The house sat back from the road the way I had loved it when I first saw it — a mid-century modern gem of glass and cedar and dark stone, a low roofline that followed the hill’s contour, a ribbon driveway that curved between oak trees I had not planted but had chosen to inherit. I had toured it three times in the middle of the day, when the floor-to-ceiling glass walls turned the living room into a lantern. At night, it was an aquarium.

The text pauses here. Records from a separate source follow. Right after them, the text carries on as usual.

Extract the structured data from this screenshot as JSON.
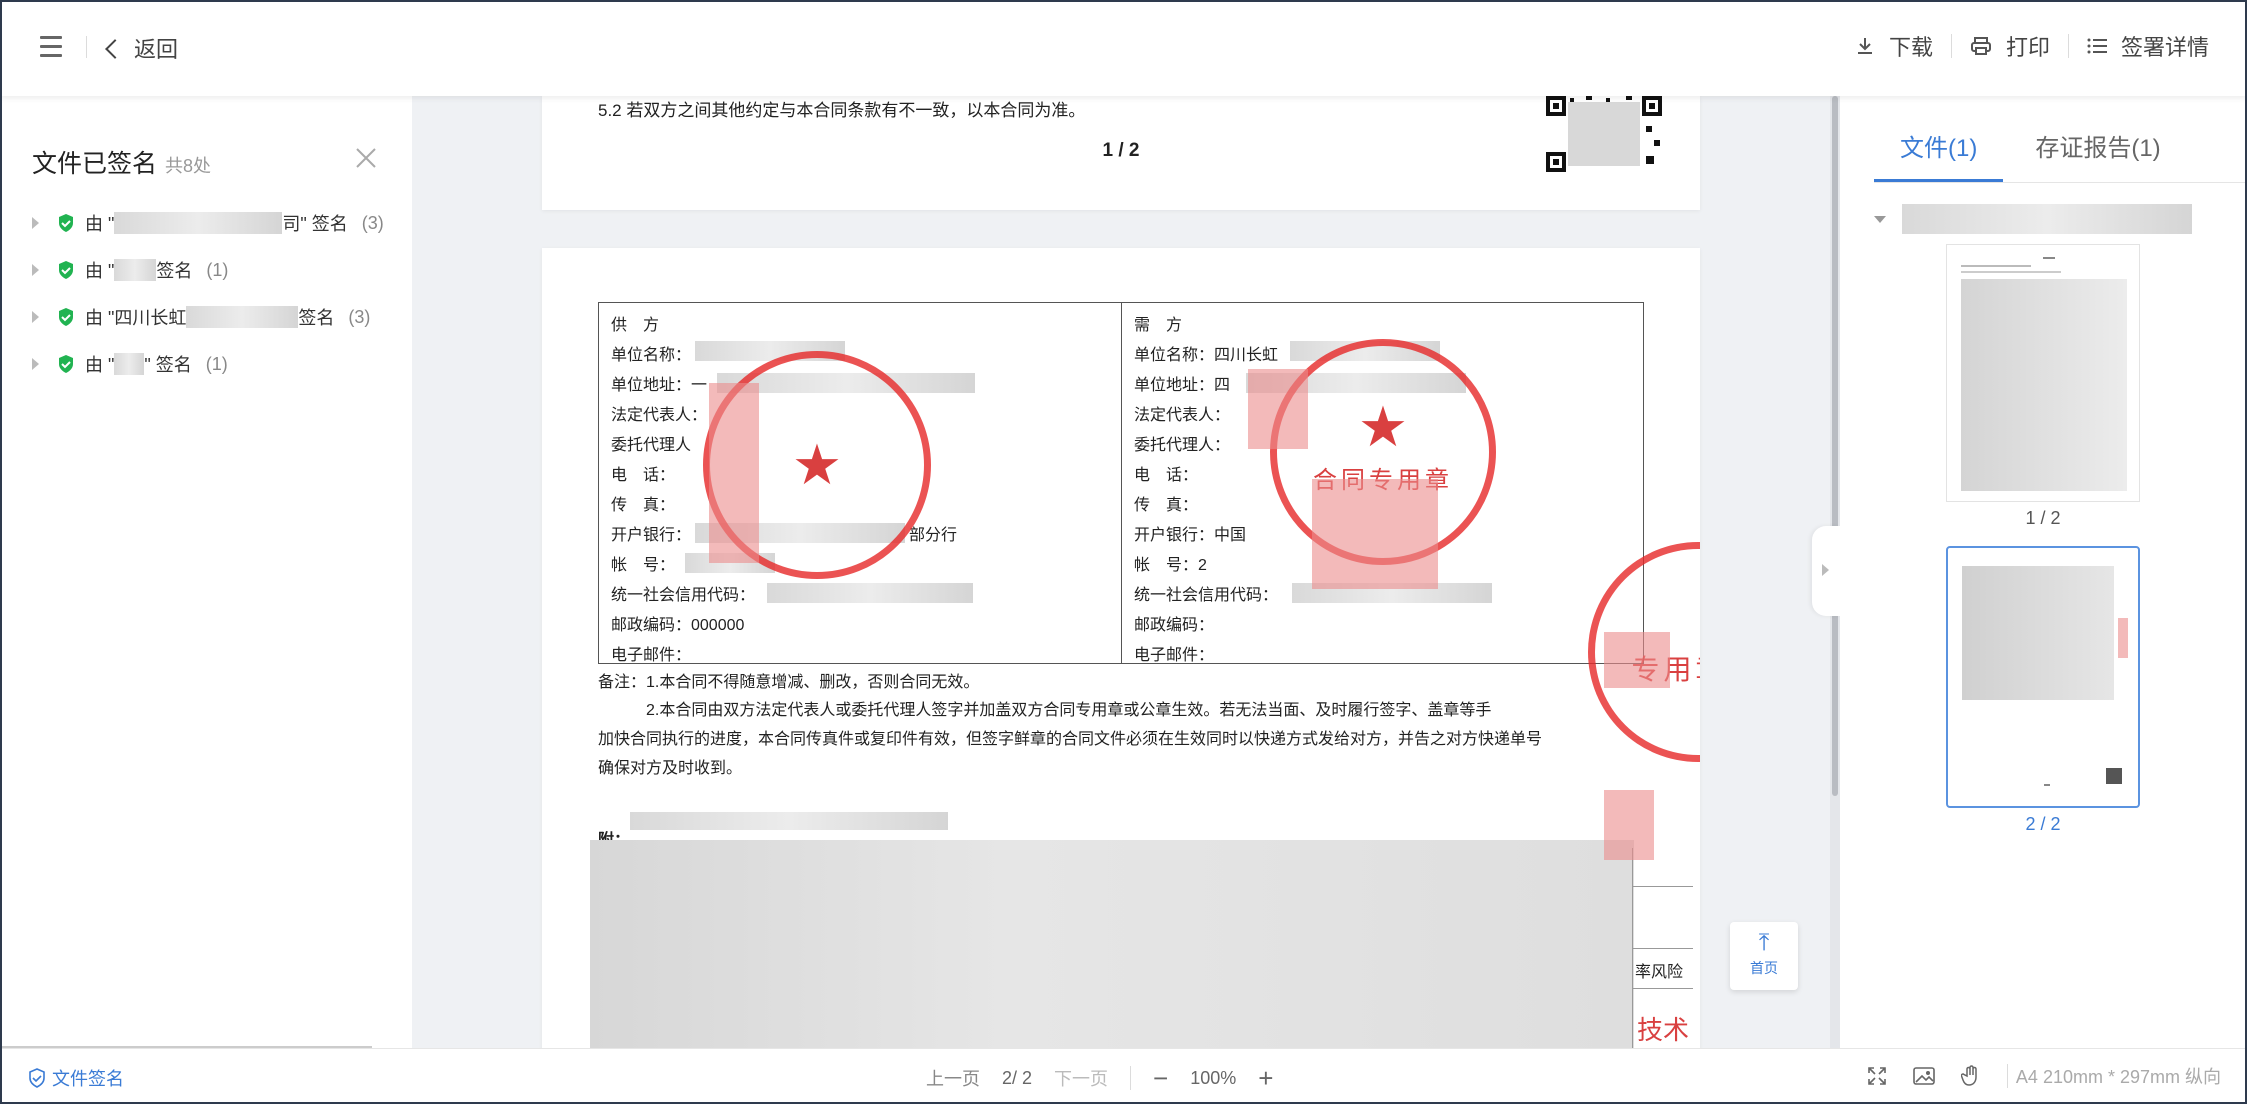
{
  "topbar": {
    "back_label": "返回",
    "download_label": "下载",
    "print_label": "打印",
    "sign_details_label": "签署详情"
  },
  "left_panel": {
    "title": "文件已签名",
    "total": "共8处",
    "signers": [
      {
        "prefix": "由 \"",
        "visible_part": "",
        "suffix": "司\" 签名",
        "count": "(3)"
      },
      {
        "prefix": "由 \"",
        "visible_part": "",
        "suffix": " 签名",
        "count": "(1)"
      },
      {
        "prefix": "由 \"",
        "visible_part": "四川长虹",
        "suffix": " 签名",
        "count": "(3)"
      },
      {
        "prefix": "由 \"",
        "visible_part": "",
        "suffix": "\" 签名",
        "count": "(1)"
      }
    ]
  },
  "document": {
    "page1": {
      "clause": "5.2 若双方之间其他约定与本合同条款有不一致，以本合同为准。",
      "page_number": "1 / 2"
    },
    "supplier": {
      "heading": "供　方",
      "rows": [
        "单位名称：",
        "单位地址：一",
        "法定代表人：",
        "委托代理人",
        "电　话：",
        "传　真：",
        "开户银行：",
        "帐　号：",
        "统一社会信用代码：",
        "邮政编码：000000",
        "电子邮件："
      ],
      "bank_suffix": "部分行"
    },
    "buyer": {
      "heading": "需　方",
      "rows": [
        "单位名称：四川长虹",
        "单位地址：四",
        "法定代表人：",
        "委托代理人：",
        "电　话：",
        "传　真：",
        "开户银行：中国",
        "帐　号：2",
        "统一社会信用代码：",
        "邮政编码：",
        "电子邮件："
      ]
    },
    "notes": [
      "备注：1.本合同不得随意增减、删改，否则合同无效。",
      "　　　2.本合同由双方法定代表人或委托代理人签字并加盖双方合同专用章或公章生效。若无法当面、及时履行签字、盖章等手",
      "加快合同执行的进度，本合同传真件或复印件有效，但签字鲜章的合同文件必须在生效同时以快递方式发给对方，并告之对方快递单号",
      "确保对方及时收到。"
    ],
    "attachment_label": "附：",
    "stamp_text_right": "合同专用章",
    "stamp_text_bottom": "专用章",
    "risk_label": "率风险",
    "tech_label": "技术"
  },
  "top_button_label": "首页",
  "right_panel": {
    "tabs": [
      "文件(1)",
      "存证报告(1)"
    ],
    "active_tab": 0,
    "thumbnails": [
      {
        "label": "1 / 2",
        "selected": false
      },
      {
        "label": "2 / 2",
        "selected": true
      }
    ]
  },
  "bottombar": {
    "file_sign_label": "文件签名",
    "prev_label": "上一页",
    "page_indicator": "2/ 2",
    "next_label": "下一页",
    "zoom_out": "−",
    "zoom_level": "100%",
    "zoom_in": "+",
    "paper_info": "A4 210mm * 297mm 纵向"
  },
  "colors": {
    "accent": "#3a7bd5",
    "check_green": "#21b351",
    "stamp_red": "#e32828"
  },
  "icons": [
    "menu-icon",
    "chevron-left-icon",
    "download-icon",
    "printer-icon",
    "list-icon",
    "close-icon",
    "shield-check-icon",
    "arrow-up-icon",
    "fullscreen-icon",
    "image-icon",
    "hand-icon"
  ]
}
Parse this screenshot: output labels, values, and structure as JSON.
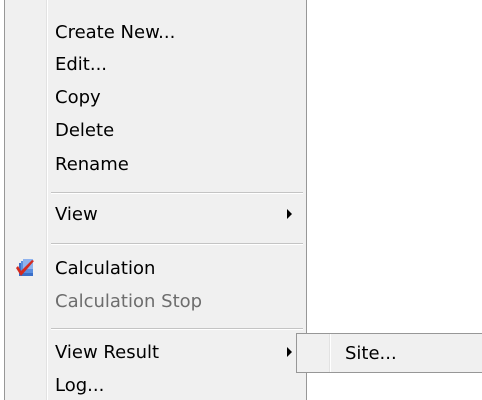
{
  "menu": {
    "items": [
      {
        "label": "Create New...",
        "disabled": false
      },
      {
        "label": "Edit...",
        "disabled": false
      },
      {
        "label": "Copy",
        "disabled": false
      },
      {
        "label": "Delete",
        "disabled": false
      },
      {
        "label": "Rename",
        "disabled": false
      },
      {
        "label": "View",
        "disabled": false,
        "submenu": true
      },
      {
        "label": "Calculation",
        "disabled": false,
        "icon": "calculation-icon"
      },
      {
        "label": "Calculation Stop",
        "disabled": true
      },
      {
        "label": "View Result",
        "disabled": false,
        "submenu": true,
        "expanded": true
      },
      {
        "label": "Log...",
        "disabled": false
      }
    ]
  },
  "submenu": {
    "items": [
      {
        "label": "Site..."
      }
    ]
  }
}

And right now, through those illuminated panes, I could see my mother moving across my living room with a yellow tape measure extended between her hands. She was not visiting. She was measuring for curtains.
My sister-in-law, Briana, stood a few feet behind her with her arms folded and her head tilted at the angle she uses when appraising something she doesn’t own but is already deciding what to do with. She was wearing a coat with a fur collar that had never encountered real weather. Her hair was salon-perfect and entirely wrong for an empty house she had no business being inside.